Didier Lallement, fanatique de la répression

« Portrait de Didier Lallement » issu de la lettre d’informations confidentielles Faits & Documents (n° 505, février 2022, 12 pages, 8 euros). La lettre mensuelle fondée par feu Emmanuel Ratier aborde cette fois le cas du préfet de police qui part à la retraite en juillet 2020, après une dérogation l’ayant autorisé à une prolongation de quelques mois.

Une carrière fulgurante

Didier Lallement naît le 27 août 1956 à Lyon Vie, dans une famille de la classe moyenne. Son père est technicien commercial et sa mère secrétaire de direction.
Lors de ses études où il obtient un DESS de droit des collectivités locales, il s’engage dans le syndicalisme étudiant au sein du CERES, le courant de Jean-Pierre Chevènement au Parti socialiste. En 1984, il fait ainsi partie d’une délégation qui se rend au Nicaragua par solidarité révolutionnaire avec le mouvement sandiniste.
Parallèlement, il commence sa carrière en 1981 comme chef de bureau à la mairie d’Épinay-sur-Seine, ville de Seine-Saint-Denis dont il devient secrétaire général du syndicat intercommunal quatre ans plus tard.
Le 8 décembre 1987, son initiation au sein d’une loge parisienne du Grand Orient de France constitue un véritable accélérateur pour sa carrière. Après un semestre, il est nommé chef de cabinet de Roger Bambuck au secrétariat d’État chargé de la Jeunesse et des Sports. Il rejoint ensuite le secrétariat d’État chargé des Collectivités locales avant d’exercer, en tant que sous-préfet, les fonctions de directeur du cabinet du préfet de l’Essonne.
Après la débâcle de la gauche aux élections législatives de 1993, il exerce les missions de secrétaire général de la préfecture de la Marne et de chef de service de l’action régionale et rurale de la Délégation à l’aménagement du territoire et à l’action régionale.
Lors du retour de la gauche au gouvernement en 1997, il revient comme conseiller technique du ministre de l’Intérieur Jean-Pierre Chevènement, avant d’être rapidement promu directeur général des collectivités locales.

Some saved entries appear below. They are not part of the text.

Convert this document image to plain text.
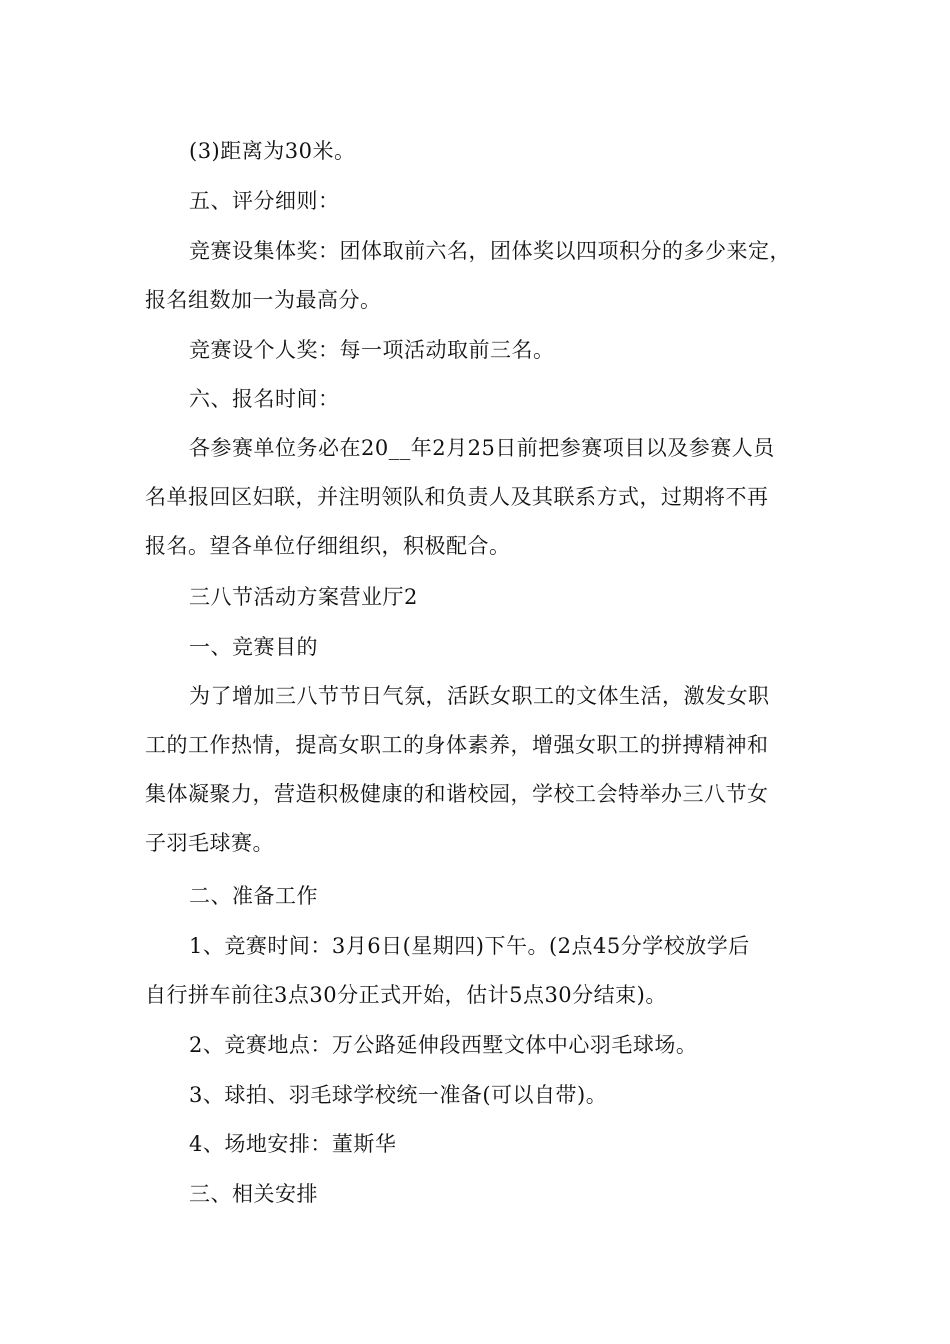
(3)距离为30米。

五、评分细则：

竞赛设集体奖：团体取前六名，团体奖以四项积分的多少来定，
报名组数加一为最高分。

竞赛设个人奖：每一项活动取前三名。

六、报名时间：

各参赛单位务必在20__年2月25日前把参赛项目以及参赛人员
名单报回区妇联，并注明领队和负责人及其联系方式，过期将不再
报名。望各单位仔细组织，积极配合。

三八节活动方案营业厅2

一、竞赛目的

为了增加三八节节日气氛，活跃女职工的文体生活，激发女职
工的工作热情，提高女职工的身体素养，增强女职工的拼搏精神和
集体凝聚力，营造积极健康的和谐校园，学校工会特举办三八节女
子羽毛球赛。

二、准备工作

1、竞赛时间：3月6日(星期四)下午。(2点45分学校放学后
自行拼车前往3点30分正式开始，估计5点30分结束)。

2、竞赛地点：万公路延伸段西墅文体中心羽毛球场。

3、球拍、羽毛球学校统一准备(可以自带)。

4、场地安排：董斯华

三、相关安排
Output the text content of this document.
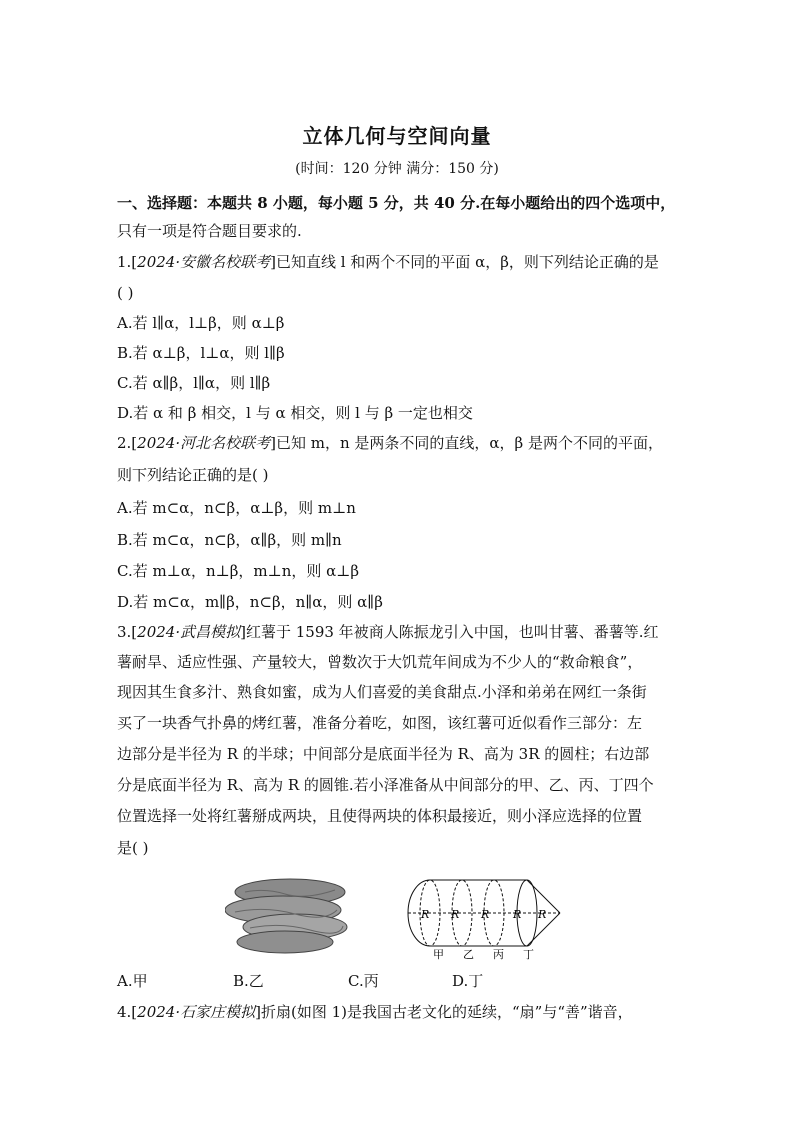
立体几何与空间向量
(时间：120 分钟 满分：150 分)
一、选择题：本题共 8 小题，每小题 5 分，共 40 分.在每小题给出的四个选项中，
只有一项是符合题目要求的.
1.[2024·安徽名校联考]已知直线 l 和两个不同的平面 α，β，则下列结论正确的是
( )
A.若 l∥α，l⊥β，则 α⊥β
B.若 α⊥β，l⊥α，则 l∥β
C.若 α∥β，l∥α，则 l∥β
D.若 α 和 β 相交，l 与 α 相交，则 l 与 β 一定也相交
2.[2024·河北名校联考]已知 m，n 是两条不同的直线，α，β 是两个不同的平面，
则下列结论正确的是( )
A.若 m⊂α，n⊂β，α⊥β，则 m⊥n
B.若 m⊂α，n⊂β，α∥β，则 m∥n
C.若 m⊥α，n⊥β，m⊥n，则 α⊥β
D.若 m⊂α，m∥β，n⊂β，n∥α，则 α∥β
3.[2024·武昌模拟]红薯于 1593 年被商人陈振龙引入中国，也叫甘薯、番薯等.红
薯耐旱、适应性强、产量较大，曾数次于大饥荒年间成为不少人的“救命粮食”，
现因其生食多汁、熟食如蜜，成为人们喜爱的美食甜点.小泽和弟弟在网红一条街
买了一块香气扑鼻的烤红薯，准备分着吃，如图，该红薯可近似看作三部分：左
边部分是半径为 R 的半球；中间部分是底面半径为 R、高为 3R 的圆柱；右边部
分是底面半径为 R、高为 R 的圆锥.若小泽准备从中间部分的甲、乙、丙、丁四个
位置选择一处将红薯掰成两块，且使得两块的体积最接近，则小泽应选择的位置
是( )
R R R R R
甲 乙 丙 丁
A.甲	B.乙	C.丙	D.丁
4.[2024·石家庄模拟]折扇(如图 1)是我国古老文化的延续，“扇”与“善”谐音，
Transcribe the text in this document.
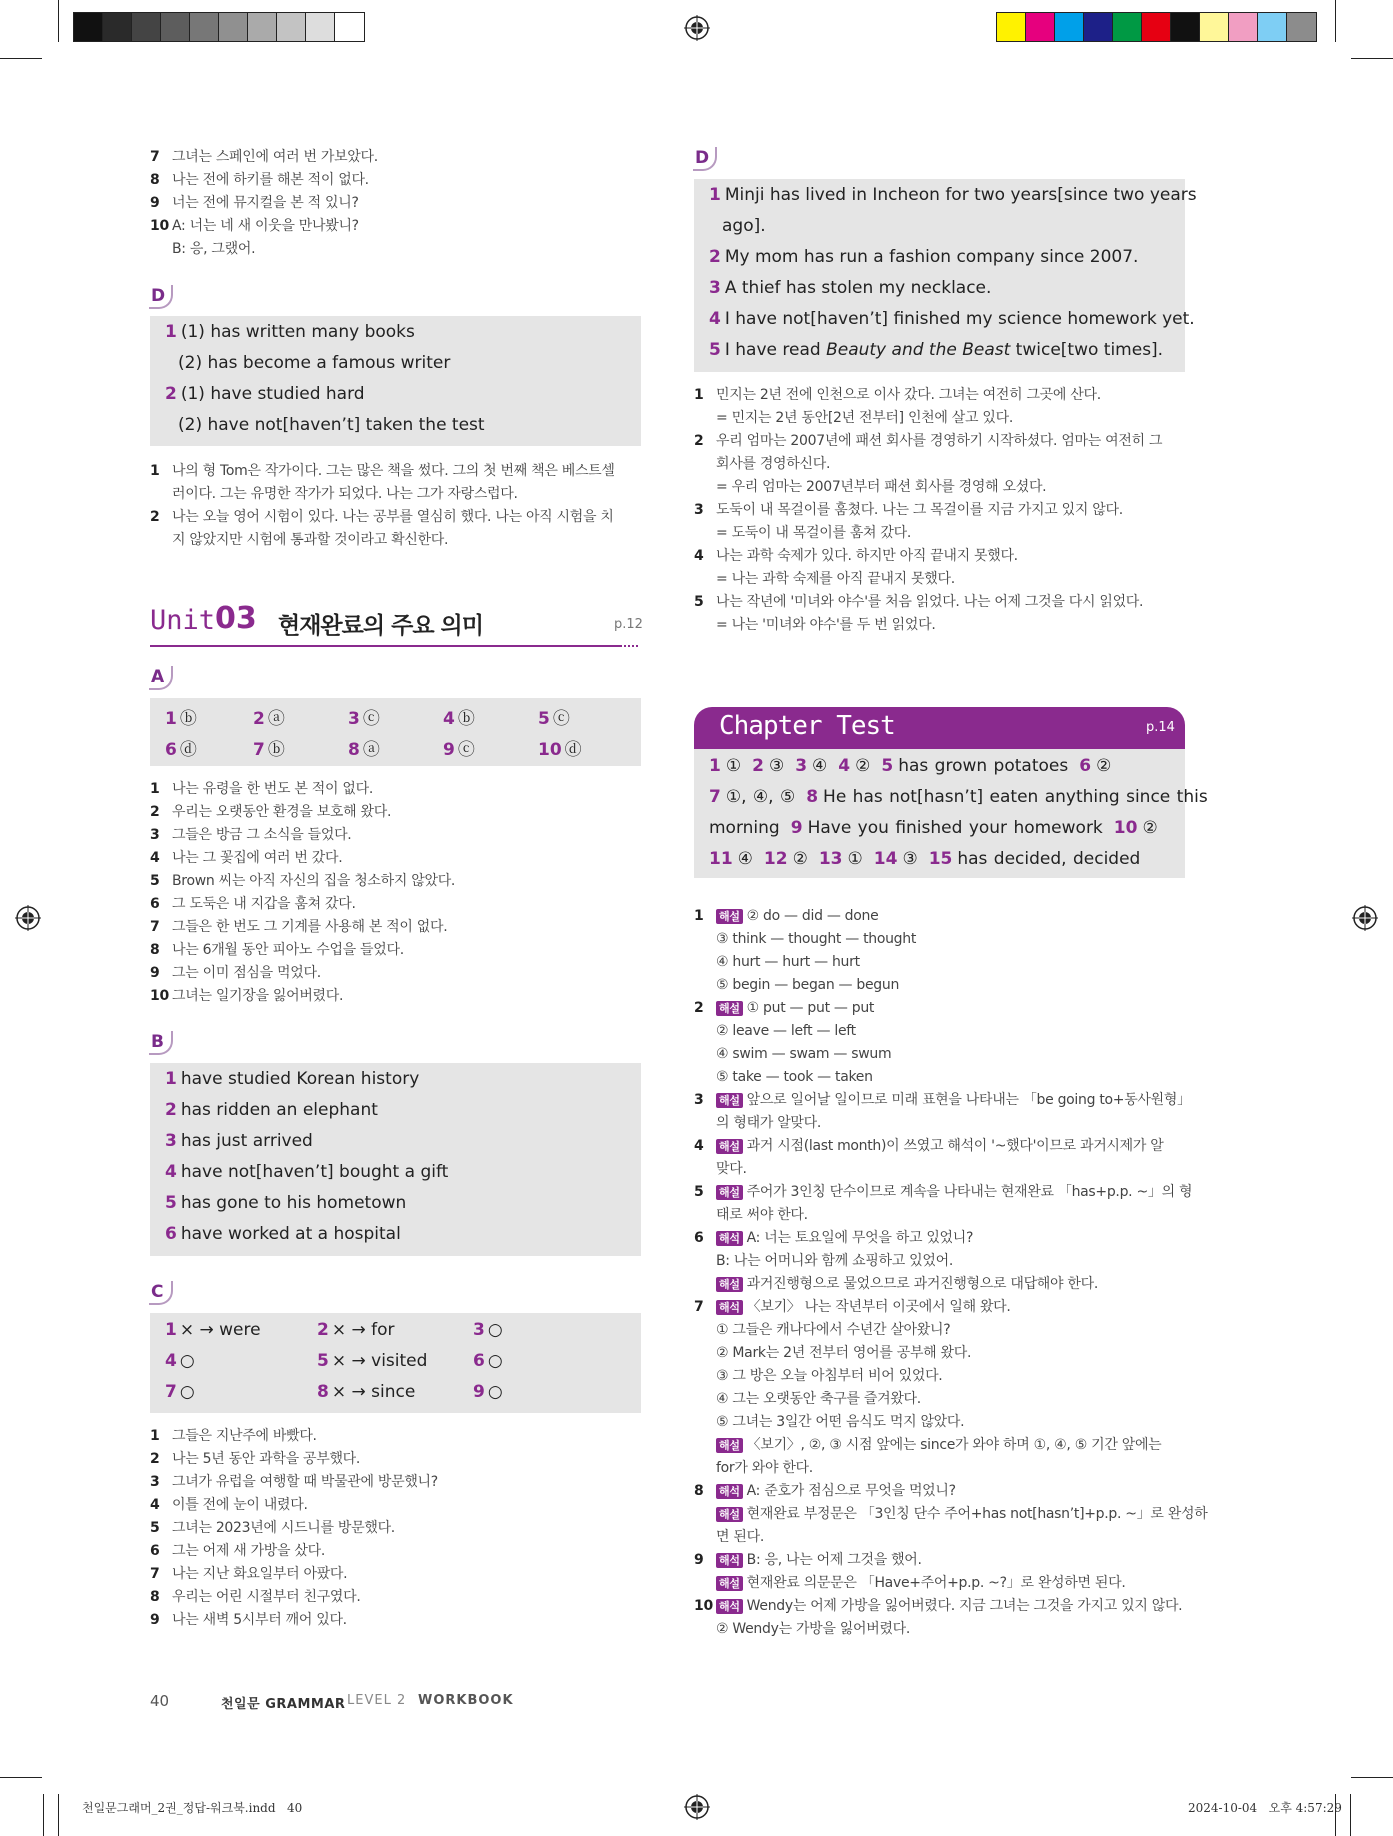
7 그녀는 스페인에 여러 번 가보았다.
8 나는 전에 하키를 해본 적이 없다.
9 너는 전에 뮤지컬을 본 적 있니?
10 A: 너는 네 새 이웃을 만나봤니?
B: 응, 그랬어.
D
1 (1) has written many books
(2) has become a famous writer
2 (1) have studied hard
(2) have not[haven’t] taken the test
1 나의 형 Tom은 작가이다. 그는 많은 책을 썼다. 그의 첫 번째 책은 베스트셀
러이다. 그는 유명한 작가가 되었다. 나는 그가 자랑스럽다.
2 나는 오늘 영어 시험이 있다. 나는 공부를 열심히 했다. 나는 아직 시험을 치
지 않았지만 시험에 통과할 것이라고 확신한다.
Unit 03 현재완료의 주요 의미	p.12
A
1 ⓑ	2 ⓐ	3 ⓒ	4 ⓑ	5 ⓒ
6 ⓓ	7 ⓑ	8 ⓐ	9 ⓒ	10 ⓓ
1 나는 유령을 한 번도 본 적이 없다.
2 우리는 오랫동안 환경을 보호해 왔다.
3 그들은 방금 그 소식을 들었다.
4 나는 그 꽃집에 여러 번 갔다.
5 Brown 씨는 아직 자신의 집을 청소하지 않았다.
6 그 도둑은 내 지갑을 훔쳐 갔다.
7 그들은 한 번도 그 기계를 사용해 본 적이 없다.
8 나는 6개월 동안 피아노 수업을 들었다.
9 그는 이미 점심을 먹었다.
10 그녀는 일기장을 잃어버렸다.
B
1 have studied Korean history
2 has ridden an elephant
3 has just arrived
4 have not[haven’t] bought a gift
5 has gone to his hometown
6 have worked at a hospital
C
1 × → were	2 × → for	3 ○
4 ○	5 × → visited	6 ○
7 ○	8 × → since	9 ○
1 그들은 지난주에 바빴다.
2 나는 5년 동안 과학을 공부했다.
3 그녀가 유럽을 여행할 때 박물관에 방문했니?
4 이틀 전에 눈이 내렸다.
5 그녀는 2023년에 시드니를 방문했다.
6 그는 어제 새 가방을 샀다.
7 나는 지난 화요일부터 아팠다.
8 우리는 어린 시절부터 친구였다.
9 나는 새벽 5시부터 깨어 있다.
40	천일문 GRAMMAR LEVEL 2 WORKBOOK
천일문그래머_2권_정답-워크북.indd   40	2024-10-04   오후 4:57:29
D
1 Minji has lived in Incheon for two years[since two years
ago].
2 My mom has run a fashion company since 2007.
3 A thief has stolen my necklace.
4 I have not[haven’t] finished my science homework yet.
5 I have read Beauty and the Beast twice[two times].
1 민지는 2년 전에 인천으로 이사 갔다. 그녀는 여전히 그곳에 산다.
= 민지는 2년 동안[2년 전부터] 인천에 살고 있다.
2 우리 엄마는 2007년에 패션 회사를 경영하기 시작하셨다. 엄마는 여전히 그
회사를 경영하신다.
= 우리 엄마는 2007년부터 패션 회사를 경영해 오셨다.
3 도둑이 내 목걸이를 훔쳤다. 나는 그 목걸이를 지금 가지고 있지 않다.
= 도둑이 내 목걸이를 훔쳐 갔다.
4 나는 과학 숙제가 있다. 하지만 아직 끝내지 못했다.
= 나는 과학 숙제를 아직 끝내지 못했다.
5 나는 작년에 '미녀와 야수'를 처음 읽었다. 나는 어제 그것을 다시 읽었다.
= 나는 '미녀와 야수'를 두 번 읽었다.
Chapter Test	p.14
1 ① 2 ③ 3 ④ 4 ② 5 has grown potatoes 6 ②
7 ①, ④, ⑤ 8 He has not[hasn’t] eaten anything since this
morning 9 Have you finished your homework 10 ②
11 ④ 12 ② 13 ① 14 ③ 15 has decided, decided
1 해설 ② do — did — done
③ think — thought — thought
④ hurt — hurt — hurt
⑤ begin — began — begun
2 해설 ① put — put — put
② leave — left — left
④ swim — swam — swum
⑤ take — took — taken
3 해설 앞으로 일어날 일이므로 미래 표현을 나타내는 「be going to+동사원형」
의 형태가 알맞다.
4 해설 과거 시점(last month)이 쓰였고 해석이 '~했다'이므로 과거시제가 알
맞다.
5 해설 주어가 3인칭 단수이므로 계속을 나타내는 현재완료 「has+p.p. ~」의 형
태로 써야 한다.
6 해석 A: 너는 토요일에 무엇을 하고 있었니?
B: 나는 어머니와 함께 쇼핑하고 있었어.
해설 과거진행형으로 물었으므로 과거진행형으로 대답해야 한다.
7 해석 〈보기〉 나는 작년부터 이곳에서 일해 왔다.
① 그들은 캐나다에서 수년간 살아왔니?
② Mark는 2년 전부터 영어를 공부해 왔다.
③ 그 방은 오늘 아침부터 비어 있었다.
④ 그는 오랫동안 축구를 즐겨왔다.
⑤ 그녀는 3일간 어떤 음식도 먹지 않았다.
해설 〈보기〉, ②, ③ 시점 앞에는 since가 와야 하며 ①, ④, ⑤ 기간 앞에는
for가 와야 한다.
8 해석 A: 준호가 점심으로 무엇을 먹었니?
해설 현재완료 부정문은 「3인칭 단수 주어+has not[hasn’t]+p.p. ~」로 완성하
면 된다.
9 해석 B: 응, 나는 어제 그것을 했어.
해설 현재완료 의문문은 「Have+주어+p.p. ~?」로 완성하면 된다.
10 해석 Wendy는 어제 가방을 잃어버렸다. 지금 그녀는 그것을 가지고 있지 않다.
② Wendy는 가방을 잃어버렸다.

En 2000, ce ministre lui permet de « prendre sa casquette » en lui offrant la préfecture de l’Aisne, un poste qu’il occupe brièvement avant de se voir confier la direction de l’Administration pénitentiaire, où il est maintenu par le Garde des Sceaux Dominique Perben malgré l’alternance politique de 2002. Ce dernier négocie ensuite son arrivée à la préfecture de Chalon-sur-Saône avant de l’intégrer au ministère des Transport, où il occupe la fonction de directeur de cabinet avant d’être nommé directeur général de l’Aviation civile et commissaire du Gouvernement auprès des Aéroports de Paris.
Préfet du Calvados et de la région Basse-Normandie entre 2010 et 2012, il rejoint le ministère de l’Écologie après l’élection de Nicolas Sarközy, puis fait son retour en force place Beauvau après la victoire de la gauche à l’élection présidentielle, en tant que secrétaire général, un poste qui donne notamment la main sur les carrières du corps préfectoral.
Ses manœuvres à ciel ouvert pour prendre la tête de la préfecture de police de Paris finissent par entraîner une levée de boucliers contre lui. Il n’est pas considéré comme fiable par François Hollande et reste maintenu à distance par le ministre de l’Intérieur Bernard Cazeneuve, mais il est nommé au tour extérieur conseiller maître à la Cour des Comptes en 2014 avant d’être promu président de section en 2017.
Bien que fort détaillé, son CV disponible sur Internet omet une des fonctions qu’il a occupées à l’époque, à savoir la présidence de la Commission d’examen des offres de la Société du Grand Paris, soit un des plus grands chantiers d’Europe. Des marchés « pour lesquels les procédures et les grands principes de mise en concurrence n’avaient pas été respectés, soit en attribuant un marché à une entreprise dont l’offre aurait dû être rejetée pour irrecevabilité, soit en modifiant en cours de procédure les modalités de calcul des offres financières, ce qui a eu pour effet de modifier l’ordre de sélection des candidats », note la Cour des Comptes dans un rapport rendu public le 17 janvier 2018.

Quand les cartes sont rebattues avec l’arrivée d’Emmanuel Macron, Didier Lallement est nommé préfet de la Gironde et de la région Nouvelle-Aquitaine puis, après seize mois passés à Bordeaux, à la tête de la préfecture de police (« PP »). Cette puissante institution est considérée comme un État dans l’État, gérant Paris et les départements de la petite couronne avec sa propre police judiciaire, ses prestigieuses brigades, son service de renseignement, son siège au Conseil de Paris, ses compétences en matière de lutte contre l’immigration, etc.